モバイル型ガラス修理機器に高性能な赤外線ヒーターを搭載しようとすると、実質的にはスペースと電力との間での戦いとなります。樹脂を軟化させ、表面の欠陥を修復するためには十分な熱が必要ですが、利用できるスペースには限りがあります。これは難しいバランスです。
電力の問題
ほとんどのモバイル型装置には、大容量の電源が備わっていません。ヒューズが壊れない程度にガラスを十分に加熱するためには、短波長の赤外線素子を使用します。 その理由は、この素子がエネルギーを狭いスペクトル帯域に集中させるからです。そうすることで、ガラス周辺の空気に熱が無駄にならず、エネルギーが直接ガラスの表面に伝わります。しかし、注意点もあります。ヒーターのサイズを小さくすると、ワット密度が急上昇します。配線やコネクタの扱いに注意しなければ、電流が急増し、端子が壊れてしまう可能性があります。配線には手を抜かないでください。
スペースを節約しながらも熱を保持する方法
ここでの敵はスペースです。コンパクトにするために、部品の体積を増やさない低プロファイルの石英製ケースやコネクタを使用します。 加熱素子の長さを短くすることで、熱源をガラスの近くに置くことができます。これにより、熱が大気中に逃げるのを防ぐことができます。また、集光反射器も利用します。これはまるで熱用の拡大鏡のようなもので、エネルギーを正確に修理が行われる場所に向けます。
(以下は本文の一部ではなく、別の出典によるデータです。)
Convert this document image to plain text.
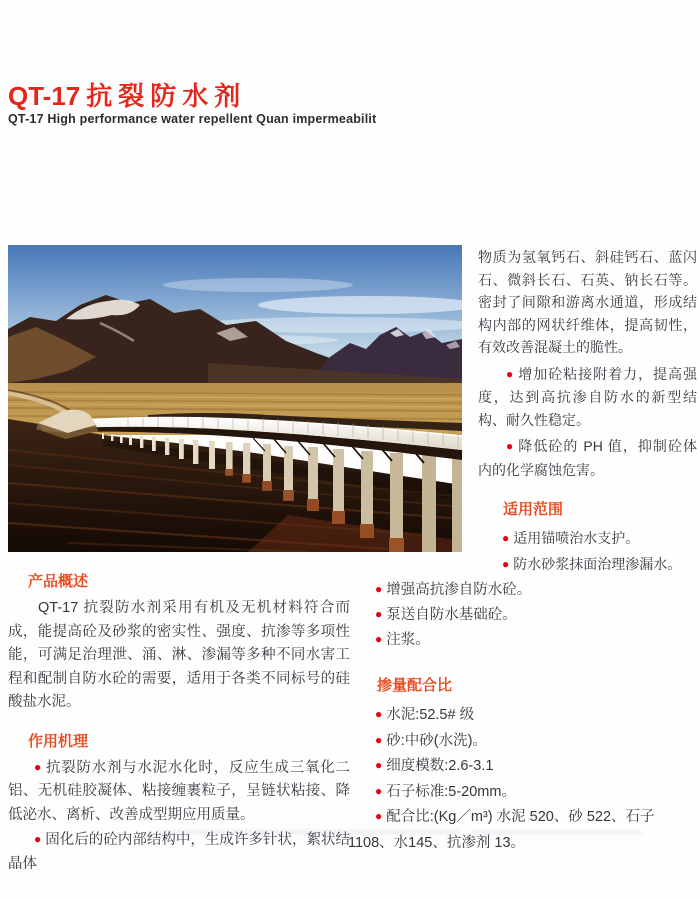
QT-17 抗裂防水剂
QT-17 High performance water repellent Quan impermeabilit
物质为氢氧钙石、斜硅钙石、蓝闪石、微斜长石、石英、钠长石等。密封了间隙和游离水通道，形成结构内部的网状纤维体，提高韧性，有效改善混凝土的脆性。
● 增加砼粘接附着力，提高强度，达到高抗渗自防水的新型结构、耐久性稳定。
● 降低砼的 PH 值，抑制砼体内的化学腐蚀危害。
适用范围
● 适用锚喷治水支护。
● 防水砂浆抹面治理渗漏水。
产品概述
QT-17 抗裂防水剂采用有机及无机材料符合而成，能提高砼及砂浆的密实性、强度、抗渗等多项性能，可满足治理泄、涌、淋、渗漏等多种不同水害工程和配制自防水砼的需要，适用于各类不同标号的硅酸盐水泥。
作用机理
● 抗裂防水剂与水泥水化时，反应生成三氧化二铝、无机硅胶凝体、粘接缠裹粒子，呈链状粘接、降低泌水、离析、改善成型期应用质量。
● 固化后的砼内部结构中，生成许多针状，絮状结晶体
● 增强高抗渗自防水砼。
● 泵送自防水基础砼。
● 注浆。
掺量配合比
● 水泥:52.5# 级
● 砂:中砂(水洗)。
● 细度模数:2.6-3.1
● 石子标准:5-20mm。
● 配合比:(Kg／m³) 水泥 520、砂 522、石子 1108、水145、抗渗剂 13。
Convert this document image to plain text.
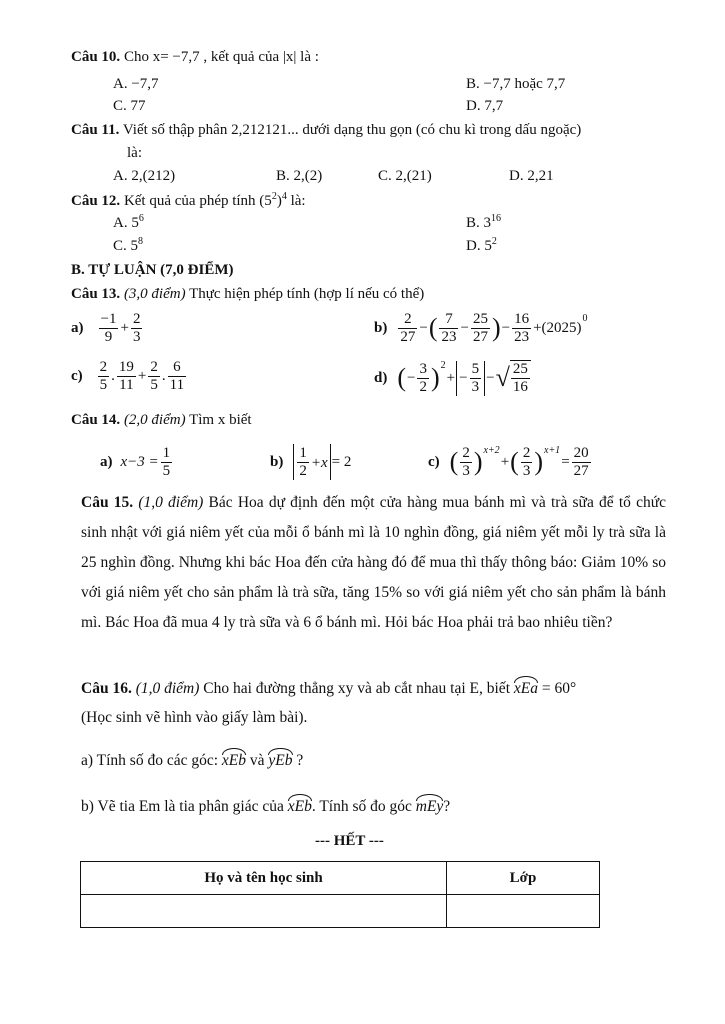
Câu 10. Cho x= −7,7 , kết quả của |x| là :
A. −7,7	B. −7,7 hoặc 7,7
C. 77	D. 7,7
Câu 11. Viết số thập phân 2,212121... dưới dạng thu gọn (có chu kì trong dấu ngoặc)
là:
A. 2,(212)	B. 2,(2)	C. 2,(21)	D. 2,21
Câu 12. Kết quả của phép tính $(5^2)^4$ là:
A. $5^6$	B. $3^{16}$
C. $5^8$	D. $5^2$
B. TỰ LUẬN (7,0 ĐIỂM)
Câu 13. (3,0 điểm) Thực hiện phép tính (hợp lí nếu có thể)
$a) \frac{-1}{9} + \frac{2}{3}$	$b) \frac{2}{27}$ − ( $\frac{7}{23} - \frac{25}{27}$ ) − $\frac{16}{23} +(2025)$
0
$c) \frac{2}{5}$ . $\frac{19}{11} + \frac{2}{5}$ . $\frac{6}{11}$	d) ( − $\frac{3}{2}$ ) 2
+ − $\frac{5}{3}$ − √ $\frac{25}{16}$
Câu 14. (2,0 điểm) Tìm x biết
a) $x-3 = \frac{1}{5}$	$b) \frac{1}{2} +x = 2$	c) ( $\frac{2}{3}$ ) x+2
+ ( $\frac{2}{3}$ ) x+1
= $\frac{20}{27}$
Câu 15. (1,0 điểm) Bác Hoa dự định đến một cửa hàng mua bánh mì và trà sữa để tổ chức sinh nhật với giá niêm yết của mỗi ổ bánh mì là 10 nghìn đồng, giá niêm yết mỗi ly trà sữa là 25 nghìn đồng. Nhưng khi bác Hoa đến cửa hàng đó để mua thì thấy thông báo: Giảm 10% so với giá niêm yết cho sản phẩm là trà sữa, tăng 15% so với giá niêm yết cho sản phẩm là bánh mì. Bác Hoa đã mua 4 ly trà sữa và 6 ổ bánh mì. Hỏi bác Hoa phải trả bao nhiêu tiền?
Câu 16. (1,0 điểm) Cho hai đường thẳng xy và ab cắt nhau tại E, biết xEa = 60°
(Học sinh vẽ hình vào giấy làm bài).
a) Tính số đo các góc: xEb và yEb ?
b) Vẽ tia Em là tia phân giác của xEb. Tính số đo góc mEy?
--- HẾT ---
Họ và tên học sinh	Lớp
つまり、低出力のランプでも、必要な高い表面温度を得ることができるのです。
「熱の蓄積」の問題
問題は、高密度のヒーターを小さな箱の中に入れると、全体が熱くなってしまうことです。 赤外線素子はすぐに目標温度に到達しますが、ケース自体が余分な熱を吸収してしまいます。もし制御ボードがヒーターのすぐ隣にある場合、部品が故障したり、性能が低下したりします。 これは厄介な問題です。 これを解決するためには、物理的な断熱層や、ガラスが加熱されている間に装置の「脳」を冷却するための仕組みが必要です。少しの強制送風や適切なヒートシンクも有効です。